Hi Spark community,
Please review the cleansed plan below. It is the result of joining a large,
bucketed table with a smaller DF, and then applying a window function. Both the
join and the window function use the same column, which is also the bucket
column of the table ("key_col" in the plan).
The join results in a map-side-join as expected, but then there is a shuffle
for the window function, even though the data is already partitioned
accordingly.
Can anyone explain why?
Using Spark 3.5.0
Thanks,
Shay
== Physical Plan ==
AdaptiveSparkPlan isFinalPlan=false
+- Project ...
+- Filter (rn#5441 = 1)
+- Window [row_number() windowspecdefinition(key_col#5394, _w0#5442 ASC
NULLS FIRST, specifiedwindowframe(RowFrame, unboundedpreceding$(),
currentrow$())) AS rn#5441], [key_col#5394], [_w0#5442 ASC NULLS FIRST]
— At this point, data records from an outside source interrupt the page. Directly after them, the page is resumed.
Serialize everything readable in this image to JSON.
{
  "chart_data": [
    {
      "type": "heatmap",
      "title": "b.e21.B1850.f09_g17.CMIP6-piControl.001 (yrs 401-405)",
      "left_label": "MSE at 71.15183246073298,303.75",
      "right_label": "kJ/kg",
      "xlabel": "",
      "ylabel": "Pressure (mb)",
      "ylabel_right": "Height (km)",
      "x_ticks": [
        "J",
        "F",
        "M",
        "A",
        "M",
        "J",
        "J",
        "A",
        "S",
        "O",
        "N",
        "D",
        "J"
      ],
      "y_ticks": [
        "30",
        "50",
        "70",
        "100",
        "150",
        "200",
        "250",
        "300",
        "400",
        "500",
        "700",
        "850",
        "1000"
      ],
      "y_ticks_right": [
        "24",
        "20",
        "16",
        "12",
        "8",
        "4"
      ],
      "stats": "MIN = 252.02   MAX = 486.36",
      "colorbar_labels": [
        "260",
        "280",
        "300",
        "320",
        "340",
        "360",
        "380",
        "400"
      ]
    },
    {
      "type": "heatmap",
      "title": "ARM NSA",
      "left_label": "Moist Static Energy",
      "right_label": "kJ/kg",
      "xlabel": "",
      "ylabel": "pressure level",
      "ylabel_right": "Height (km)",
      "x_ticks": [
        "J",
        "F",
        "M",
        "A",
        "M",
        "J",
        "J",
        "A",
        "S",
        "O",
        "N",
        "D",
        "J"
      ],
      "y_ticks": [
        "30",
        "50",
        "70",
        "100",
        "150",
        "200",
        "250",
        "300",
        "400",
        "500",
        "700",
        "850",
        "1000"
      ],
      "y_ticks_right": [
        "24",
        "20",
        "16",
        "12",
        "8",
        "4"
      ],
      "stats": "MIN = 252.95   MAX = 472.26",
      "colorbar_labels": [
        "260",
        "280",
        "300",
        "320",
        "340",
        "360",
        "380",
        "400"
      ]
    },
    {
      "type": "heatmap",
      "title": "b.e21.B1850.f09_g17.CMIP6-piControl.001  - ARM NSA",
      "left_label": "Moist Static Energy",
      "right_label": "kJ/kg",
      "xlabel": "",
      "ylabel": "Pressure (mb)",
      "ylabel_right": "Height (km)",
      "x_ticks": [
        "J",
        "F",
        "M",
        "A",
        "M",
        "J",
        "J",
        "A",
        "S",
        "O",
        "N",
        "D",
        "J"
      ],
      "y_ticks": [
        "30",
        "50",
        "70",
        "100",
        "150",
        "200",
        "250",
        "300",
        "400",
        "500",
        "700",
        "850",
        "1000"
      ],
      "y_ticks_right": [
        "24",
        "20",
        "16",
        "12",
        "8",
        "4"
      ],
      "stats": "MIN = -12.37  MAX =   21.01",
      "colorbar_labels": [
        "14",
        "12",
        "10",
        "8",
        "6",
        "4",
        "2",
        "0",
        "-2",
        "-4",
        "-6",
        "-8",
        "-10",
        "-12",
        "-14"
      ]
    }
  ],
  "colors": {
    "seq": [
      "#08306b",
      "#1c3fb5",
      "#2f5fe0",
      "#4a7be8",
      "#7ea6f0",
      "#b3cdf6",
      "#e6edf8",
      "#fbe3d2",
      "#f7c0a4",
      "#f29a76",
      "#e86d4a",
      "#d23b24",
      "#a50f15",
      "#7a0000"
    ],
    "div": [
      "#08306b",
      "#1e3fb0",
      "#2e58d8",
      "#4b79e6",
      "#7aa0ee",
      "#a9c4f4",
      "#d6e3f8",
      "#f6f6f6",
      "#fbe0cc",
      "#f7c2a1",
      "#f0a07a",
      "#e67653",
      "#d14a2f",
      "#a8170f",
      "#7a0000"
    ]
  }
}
+- WindowGroupLimit [key_col#5394], [_w0#5442 ASC NULLS FIRST],
row_number(), 1, Final
+- Sort [key_col#5394 ASC NULLS FIRST, _w0#5442 ASC NULLS FIRST],
false, 0
+- Exchange hashpartitioning(key_col#5394, 80000),
ENSURE_REQUIREMENTS, [plan_id=592]
+- WindowGroupLimit [key_col#5394], [_w0#5442 ASC NULLS
FIRST], row_number(), 1, Partial
+- Sort [key_col#5394 ASC NULLS FIRST, _w0#5442 ASC NULLS
FIRST], false, 0
+- Project ... (key_col stays the same)
+- Project [coalesce(key_col#0, key_col#5009) AS
key_col#5394, CASE WHEN ...
+- SortMergeJoin [key_col#0], [key_col#5009],
FullOuter
:- Sort [key_col#0 ASC NULLS FIRST], false, 0
: +- Project key_
: +- FileScan parquet bucketed table ...
+- Sort [key_col#5009 ASC NULLS FIRST], false, 0
+- Exchange hashpartitioning(key_col#5009,
80000), REPARTITION_BY_NUM, [plan_id=572]
+- Project
+- Filter
+- Scan small table...